Hierarchical spatial models for predicting pygmy rabbit distribution and relative abundance

Publication Type:

Journal Article

Source:

Journal of Applied Ecology, British Ecological Society, Volume 47, Issue 2, p.401-409 (2010)

Call Number:

A10WIL01IDUS

URL:

http://onlinelibrary.wiley.com/doi/10.1111/j.1365-2664.2009.01766.x/abstract

Keywords:

Brachylagus idahoensis, pygmy rabbit

Abstract:

1. Conservationists routinely use species distribution models to plan conservation, restoration, and development actions, while ecologists use them to infer process from pattern. These models tend to work well for common or easily observable species, but are of limited utility for rare and cryptic species. This may be because honest accounting of known observation bias and spatial autocorrelation are rarely included, thereby limiting statistical inference of resulting distribution maps. 2. The authors specified and implemented a spatially explicit Bayesian hierarchical model for a cryptic mammal species (pygmy rabbit, Brachylagus idahoensis).
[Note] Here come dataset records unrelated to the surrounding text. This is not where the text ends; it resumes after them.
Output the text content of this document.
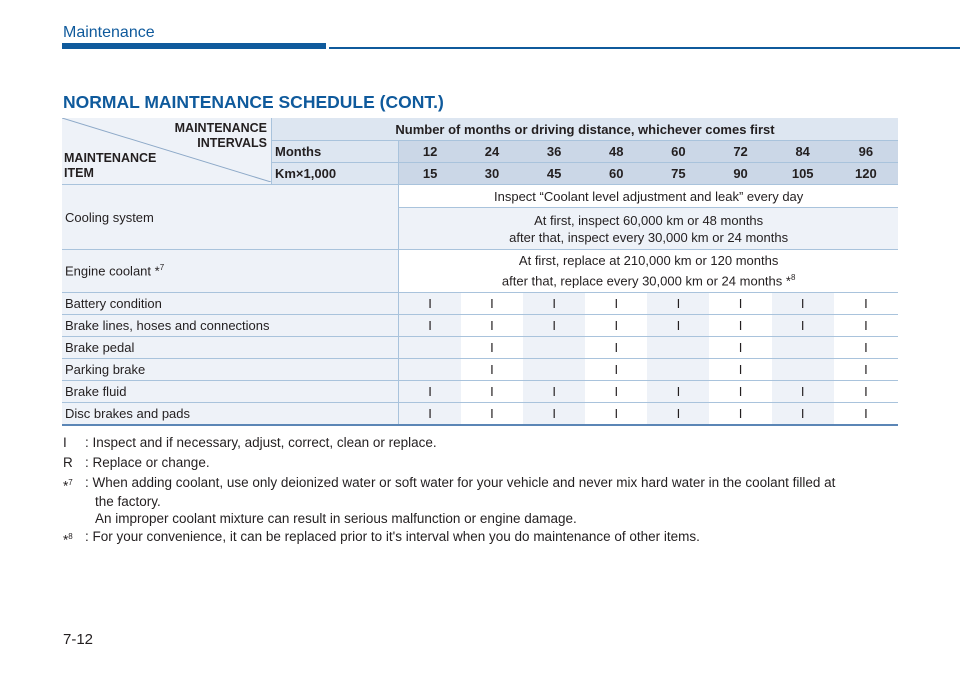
Maintenance
NORMAL MAINTENANCE SCHEDULE (CONT.)
MAINTENANCE
INTERVALS
MAINTENANCE
ITEM	Number of months or driving distance, whichever comes first								
	Months	12	24	36	48	60	72	84	96
	Km×1,000	15	30	45	60	75	90	105	120
Cooling system		Inspect “Coolant level adjustment and leak” every day							
		At first, inspect 60,000 km or 48 months
after that, inspect every 30,000 km or 24 months							
Engine coolant *$^7$		At first, replace at 210,000 km or 120 months
after that, replace every 30,000 km or 24 months *$^8$
Battery condition		I	I	I	I	I	I	I	I
Brake lines, hoses and connections		I	I	I	I	I	I	I	I
Brake pedal			I		I		I		I
Parking brake			I		I		I		I
Brake fluid		I	I	I	I	I	I	I	I
Disc brakes and pads		I	I	I	I	I	I	I	I
I	: Inspect and if necessary, adjust, correct, clean or replace.
R : Replace or change.
*$^7$ : When adding coolant, use only deionized water or soft water for your vehicle and never mix hard water in the coolant filled at
the factory.
An improper coolant mixture can result in serious malfunction or engine damage.
*$^8$ : For your convenience, it can be replaced prior to it's interval when you do maintenance of other items.
7-12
The approach used two levels of indirect sign that are naturally hierarchical (burrows and faecal pellets) to build a model that allows for inference on regression coefficients as well as spatially explicit model parameters. The authors also produced maps of rabbit distribution (occupied burrows) and relative abundance (number of burrows expected to be occupied by pygmy rabbits). The model demonstrated statistically rigorous spatial prediction by including spatial autocorrelation and measurement uncertainty. 3. Flexibility of our modelling framework was demonstrated by depicting probabilistic distribution predictions using different assumptions of pygmy rabbit habitat requirements. 4. Spatial representations of the variance of posterior predictive distributions were obtained to evaluate heterogeneity in model fit across the spatial domain. Leave-one-out cross-validation was conducted to evaluate the overall model fit. 5. Synthesis and applications. This method draws on the strengths of previous work, thereby bridging and extending two active areas of ecological research: species distribution models and multistate occupancy modelling. The framework can be extended to encompass both larger extents and other species for which direct estimation of abundance is difficult.

Notes:

ELECTRONIC FILE - Zoology

Citation: Wilson TL, Odei JB, Hooten MB, Edwards TC Jr. 2010. Hierarchical spatial models for predicting pygmy rabbit distribution and relative abundance. Journal of Applied Ecology. 47(2):401-409.